Kevin Kühnert kann sich derzeit nicht wohl in seiner Haut fühlen.
Am 14. September 2023 erlebte Deutschland eine politische Zäsur, die nicht nur Politikexperten, sondern auch die breite Öffentlichkeit überraschte. Zum ersten Mal stimmten CDU, FDP und AfD gemeinsam für einen Antrag der CDU. Diese unerwartete Allianz wirft ein Schlaglicht auf die Welt der (Wahl-)Arithmetik und die sich verändernde politische Landschaft des Landes.
Bei den derzeitigen Mehrheitsverhältnissen und Umfrageergebnissen war dies nur eine Frage der Zeit.
Die politische Landkarte Deutschlands hat sich in den letzten Jahren deutlich verschoben. Um die Tragweite dieser Veränderungen zu verstehen, lohnt sich ein Blick auf die aktuellen Umfragen, die auf wahlrecht.de nachzulesen sind.
Dort wird deutlich, dass die Ampelkoalition aus SPD, Grünen und FDP von den Meinungsforschungsinstituten zwischen 36 und 41 Prozent gesehen wird.
Die Nemesis, Rot-Rot-Grün, käme auf Werte zwischen 34 und 39 Prozent.
CDU und AfD kommen zusammen auf Werte zwischen 46 und 52 Prozent. Vor diesem Hintergrund gewinnt die AfD als potenzieller Koalitionspartner an Bedeutung. Die Umfragen zeigen, dass CDU und AfD zusammen Werte zwischen 46 und 52 Prozent erreichen könnten.
Die eigentliche Sensation ist aber, dass CDU, FDP und AfD zusammen Werte zwischen 53 und 57 Prozent erreichen könnten. Diese politische Arithmetik könnte die politische Landschaft in Deutschland nachhaltig verändern.
CDU, FDP, AfD und Sonstige – Werte zwischen 61 und 67 Prozent.
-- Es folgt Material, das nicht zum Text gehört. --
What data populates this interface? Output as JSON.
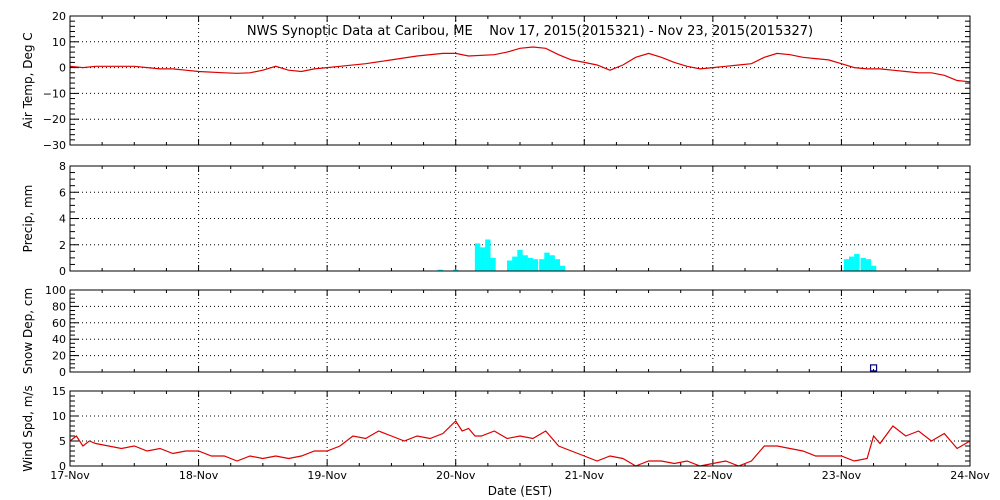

Allerdings ist zu beachten, dass auch die „sonstigen“ Parteien eine entscheidende Rolle spielen. Sie erreichen in den Umfragen Werte zwischen 61 und 67 Prozent. Unter den „Sonstigen“ gibt es auch kleinere linke Gruppierungen, deren Einfluss nicht unterschätzt werden sollte.
Die politische Dynamik wird zusätzlich durch Änderungen des Wahlrechts beeinflusst, die möglicherweise den Einzug der CSU in den Bundestag erschweren könnten. Dies könnte die politische Landschaft weiter verkomplizieren.
Es war nur eine Frage der Zeit, bis sich die CDU aus der Umklammerung von SPD und Grünen lösen würde, in die sie sich durch die Brandmauer-Debatte selbst gebracht hatte.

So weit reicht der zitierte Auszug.